Шрифт:
Интервал:
Закладка:
Следовательно, подтекст позиции Гобмера (которая сама задана, как мы уже сказали, в рамках некоего нового вида утопического пространства) должен прочитываться на фоне этих множественных утопических тенденций модернистской живописи. Однако еще один поворот винта современной ситуации приводит к превращению любой оценки постмодернистской живописи в совокупность утверждений о ее различных медиумных других, и особенно о фотографии, необычайное переизобретение которой в наши дни (как в теории, так и на практике) — фундаментальный факт и симптом постмодернистского периода, что с триумфом доказывается фотографическим сегментом рассматриваемой выставки, который удостоверяет свое созвучие инсталляционному сегменту в тот самый момент, когда раскрывает свое собственное утопическое предназначение, о котором никто и не подозревал.
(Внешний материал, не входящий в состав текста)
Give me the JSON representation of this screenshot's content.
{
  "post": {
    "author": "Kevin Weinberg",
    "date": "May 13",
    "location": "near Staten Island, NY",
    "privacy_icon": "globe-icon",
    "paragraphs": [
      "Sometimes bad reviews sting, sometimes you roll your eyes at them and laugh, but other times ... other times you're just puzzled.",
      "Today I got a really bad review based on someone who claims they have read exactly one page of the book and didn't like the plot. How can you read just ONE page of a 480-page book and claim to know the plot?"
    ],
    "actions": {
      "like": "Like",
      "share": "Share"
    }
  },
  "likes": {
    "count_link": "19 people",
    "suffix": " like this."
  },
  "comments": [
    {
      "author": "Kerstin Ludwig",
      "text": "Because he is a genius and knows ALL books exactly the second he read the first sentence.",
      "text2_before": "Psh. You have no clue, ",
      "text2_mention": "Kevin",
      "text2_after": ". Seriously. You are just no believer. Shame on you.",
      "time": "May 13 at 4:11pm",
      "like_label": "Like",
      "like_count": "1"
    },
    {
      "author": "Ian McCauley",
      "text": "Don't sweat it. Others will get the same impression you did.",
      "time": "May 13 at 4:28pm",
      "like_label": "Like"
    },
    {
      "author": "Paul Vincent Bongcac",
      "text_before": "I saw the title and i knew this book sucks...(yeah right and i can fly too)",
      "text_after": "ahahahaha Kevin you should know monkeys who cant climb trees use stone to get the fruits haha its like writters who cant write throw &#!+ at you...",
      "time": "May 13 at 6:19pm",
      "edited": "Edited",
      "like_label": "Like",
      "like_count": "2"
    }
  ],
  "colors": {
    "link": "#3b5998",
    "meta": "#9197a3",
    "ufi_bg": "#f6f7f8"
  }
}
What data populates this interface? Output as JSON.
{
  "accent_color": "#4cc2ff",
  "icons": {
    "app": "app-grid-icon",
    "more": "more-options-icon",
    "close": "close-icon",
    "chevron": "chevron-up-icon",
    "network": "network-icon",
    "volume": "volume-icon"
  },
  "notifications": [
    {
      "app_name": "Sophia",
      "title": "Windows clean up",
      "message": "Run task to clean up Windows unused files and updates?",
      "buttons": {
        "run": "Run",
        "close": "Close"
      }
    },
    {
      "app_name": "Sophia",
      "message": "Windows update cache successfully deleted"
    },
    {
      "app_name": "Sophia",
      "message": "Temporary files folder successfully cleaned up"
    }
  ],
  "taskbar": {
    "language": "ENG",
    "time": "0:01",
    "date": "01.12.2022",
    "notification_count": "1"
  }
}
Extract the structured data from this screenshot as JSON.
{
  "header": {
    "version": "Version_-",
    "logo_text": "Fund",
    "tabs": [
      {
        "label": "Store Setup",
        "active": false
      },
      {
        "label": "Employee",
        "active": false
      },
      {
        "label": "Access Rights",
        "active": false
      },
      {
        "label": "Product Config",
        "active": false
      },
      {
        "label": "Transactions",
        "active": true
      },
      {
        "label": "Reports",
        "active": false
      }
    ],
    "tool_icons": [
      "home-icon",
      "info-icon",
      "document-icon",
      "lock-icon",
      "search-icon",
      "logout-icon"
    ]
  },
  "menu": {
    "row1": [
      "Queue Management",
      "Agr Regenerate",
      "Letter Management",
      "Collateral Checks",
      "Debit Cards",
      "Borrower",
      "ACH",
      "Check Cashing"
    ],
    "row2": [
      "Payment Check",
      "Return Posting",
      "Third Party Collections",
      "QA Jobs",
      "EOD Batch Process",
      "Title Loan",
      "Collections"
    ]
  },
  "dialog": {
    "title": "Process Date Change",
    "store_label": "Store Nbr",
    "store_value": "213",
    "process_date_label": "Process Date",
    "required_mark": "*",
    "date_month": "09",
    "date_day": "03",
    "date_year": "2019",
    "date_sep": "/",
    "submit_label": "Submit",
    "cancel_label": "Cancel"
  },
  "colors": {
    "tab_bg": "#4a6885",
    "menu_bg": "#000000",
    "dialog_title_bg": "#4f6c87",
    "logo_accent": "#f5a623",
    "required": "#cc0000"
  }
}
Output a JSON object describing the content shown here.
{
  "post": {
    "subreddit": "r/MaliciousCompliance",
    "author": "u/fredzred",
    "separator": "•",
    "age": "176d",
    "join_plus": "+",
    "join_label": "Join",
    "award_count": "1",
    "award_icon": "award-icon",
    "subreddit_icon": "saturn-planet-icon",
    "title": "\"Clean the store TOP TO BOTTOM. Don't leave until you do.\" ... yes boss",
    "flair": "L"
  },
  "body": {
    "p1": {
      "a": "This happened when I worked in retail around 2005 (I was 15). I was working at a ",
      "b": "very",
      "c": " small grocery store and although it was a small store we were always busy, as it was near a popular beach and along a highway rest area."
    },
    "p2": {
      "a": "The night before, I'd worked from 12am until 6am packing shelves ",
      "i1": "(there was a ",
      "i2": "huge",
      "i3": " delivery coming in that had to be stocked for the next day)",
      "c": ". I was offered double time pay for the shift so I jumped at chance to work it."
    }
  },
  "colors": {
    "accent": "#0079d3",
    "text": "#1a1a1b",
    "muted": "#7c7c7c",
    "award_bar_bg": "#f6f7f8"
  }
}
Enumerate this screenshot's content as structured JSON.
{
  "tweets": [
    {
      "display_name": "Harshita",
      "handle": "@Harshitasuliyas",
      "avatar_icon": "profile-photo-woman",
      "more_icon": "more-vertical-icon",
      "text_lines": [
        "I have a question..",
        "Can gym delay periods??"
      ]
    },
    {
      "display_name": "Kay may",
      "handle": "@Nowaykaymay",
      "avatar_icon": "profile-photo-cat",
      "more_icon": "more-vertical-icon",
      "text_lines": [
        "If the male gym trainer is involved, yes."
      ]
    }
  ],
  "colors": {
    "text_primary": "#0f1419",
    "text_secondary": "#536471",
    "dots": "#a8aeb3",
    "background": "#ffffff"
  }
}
И, правда, чувствуется, что различные движения в фотографии, современные модернистскому движению в живописи, обычно все еще заимствовали свои эстетические и апологетические оправдания из этого последнего медиума, считая своей задачей в лучшем случае «искупление физической реальности» (характеристика кинематографического реализма, данная Кракауэром) посредством раскрытия видимого мира, которое во многих отношениях и стилях оказывалось также разоблачением последнего. Призвание современной фотографии может оказаться несколько иным, что мы попытаемся показать далее. Для соответствующего доказательства следует отвлечься на какое-то время на столь же изменившуюся апологетику постмодернистской живописи, в которой, однако, диалектика конструкции и деконструкции, полезная, как мы выяснили, для оценки инсталляции Гобера, неожиданно предстанет в новом контексте.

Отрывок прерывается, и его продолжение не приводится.